La vi con mi hijo, quien tiene la edad de los protagonistas. Son cuatro adolescentes de Oregon que salen a la aventura de buscar a otro adolescente perdido del que sospechan que está muerto. Lo que encuentran es, por supuesto, la pérdida de la inocencia, pero también un vínculo más fuerte entre ellos y, por ende, más doloroso. Está basada en un cuento de Stephen King. Reiner filmó dos películas (y produjo otras tantas) sobre historias de King. Se podía jactar como pocos de una efectividad artística y de entretenimiento con sus versiones fílmicas de la literatura del autor de Misery. Como Sidney Lumet en el campo del drama, Reiner no era un “autor” de cine, sino un muy buen artífice de la comedia específicamente norteamericana, esa que revivió magníficamente en los 80 y 90 especialmente con escritoras y directoras como Nora Ephron (Sleepless in Seattle), Amy Heckerling (Fast Times at Ridgemont High) y Penny Marshall (Big), con quien Reiner estuvo casado diez años. Antes que ellas filmó una directora y fantástica actriz cómica, Elaine May (The Heartbreak Kid).

Cuando terminamos de ver una película, en el cine o en casa, le pregunto a mi hijo su calificación del 1 a 10. Stand by me obtuvo un raro 9.

The princess bride la vi solo. El cine norteamericano suele ser tan poco cervantino (solo Arthur Penn, que yo sepa, lleva consigo la adarga quijotesca), que el manido recurso de la lectura dentro de la lectura que encontramos en la película de Reiner nos resulta extrañamente placentero. Un abuelo que lee a su escéptico nieto de la era de la televisión una entretenida novela de aventuras que es la película que vemos vuelve a funcionar, como funcionan siempre las historias contadas alrededor de un fogón, desde que el mundo es mundo. Como en The neverending story, en The Princess Bride hay interrupciones de la historia principal para volver a la época contemporánea con el abuelo y el nieto. Pero a diferencia de la película basada en el libro de Michael Ende, en el que el lector es un niño solitario, en la de Reiner el surgimiento del otro que escucha la lectura da paso al concepto básico mismo de crítica: Una interpretación de lo que se lee bajo la forma del comentario.

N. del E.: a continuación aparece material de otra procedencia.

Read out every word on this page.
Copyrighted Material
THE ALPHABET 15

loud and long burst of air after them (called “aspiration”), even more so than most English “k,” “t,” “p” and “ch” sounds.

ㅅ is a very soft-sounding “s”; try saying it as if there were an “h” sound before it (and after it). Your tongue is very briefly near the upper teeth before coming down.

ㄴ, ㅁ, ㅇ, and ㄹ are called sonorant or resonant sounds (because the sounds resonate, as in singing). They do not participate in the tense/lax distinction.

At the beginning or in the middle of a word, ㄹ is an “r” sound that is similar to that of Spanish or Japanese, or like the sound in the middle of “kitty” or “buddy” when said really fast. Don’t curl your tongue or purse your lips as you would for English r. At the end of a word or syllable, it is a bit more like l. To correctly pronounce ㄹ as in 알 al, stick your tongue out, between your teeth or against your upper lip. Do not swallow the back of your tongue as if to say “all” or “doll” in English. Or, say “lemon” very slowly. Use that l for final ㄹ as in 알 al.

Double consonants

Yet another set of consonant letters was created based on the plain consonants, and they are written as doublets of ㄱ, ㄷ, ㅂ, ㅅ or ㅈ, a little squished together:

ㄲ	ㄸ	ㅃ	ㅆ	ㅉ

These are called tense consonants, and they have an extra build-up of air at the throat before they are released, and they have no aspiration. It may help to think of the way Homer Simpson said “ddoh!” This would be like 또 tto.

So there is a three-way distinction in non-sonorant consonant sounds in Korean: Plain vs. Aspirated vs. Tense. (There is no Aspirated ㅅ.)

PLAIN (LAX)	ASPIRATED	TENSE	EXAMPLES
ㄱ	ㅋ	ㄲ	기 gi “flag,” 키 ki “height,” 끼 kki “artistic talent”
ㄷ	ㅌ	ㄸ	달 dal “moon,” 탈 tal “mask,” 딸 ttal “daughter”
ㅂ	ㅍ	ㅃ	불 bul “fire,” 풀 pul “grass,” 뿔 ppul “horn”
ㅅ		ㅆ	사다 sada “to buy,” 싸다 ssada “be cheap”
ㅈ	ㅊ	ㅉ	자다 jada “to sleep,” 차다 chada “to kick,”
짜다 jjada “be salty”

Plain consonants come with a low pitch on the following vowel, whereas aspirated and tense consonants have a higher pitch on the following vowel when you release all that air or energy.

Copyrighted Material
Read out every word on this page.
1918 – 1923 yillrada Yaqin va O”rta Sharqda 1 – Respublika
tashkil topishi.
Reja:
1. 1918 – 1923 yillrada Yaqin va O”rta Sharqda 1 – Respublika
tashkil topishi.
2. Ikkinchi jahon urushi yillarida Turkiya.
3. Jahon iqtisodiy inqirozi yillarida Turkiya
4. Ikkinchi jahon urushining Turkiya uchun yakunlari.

Rainer no tenía una factura específicamente propia, como la tenía un Lubitsch o un Capra, pero es uno de los últimos hacedores en un sentido clásico del término: Un animal de cine a la manera de los estudios de la Época Dorada, un conocedor de la historia de su arte y de sus procesos internos, un hábil contador que, sin embargo, sabía preponderar a los personajes sobre el relato. De hecho, son esos personajes memorables, muy a menudo en escenas disruptivas, los que se quedan con nosotros antes que la fábula que encarnan: Una especie de actitud esencial ante la vida, en general algo apesadumbrada, pero finalmente esperanzadora. La muerte violenta de Rainer, al parecer degollado por su propio hijo, no tiene ningún precedente en su obra cinematográfica. Aunque hizo películas en donde la violencia estaba presente (en A few Good Man se parte de un asesinato), no fue para nada un cineasta de la profusión de la sangre como se acostumbró en los años 90. En este sentido también es un absurdo su muerte a los 78 años.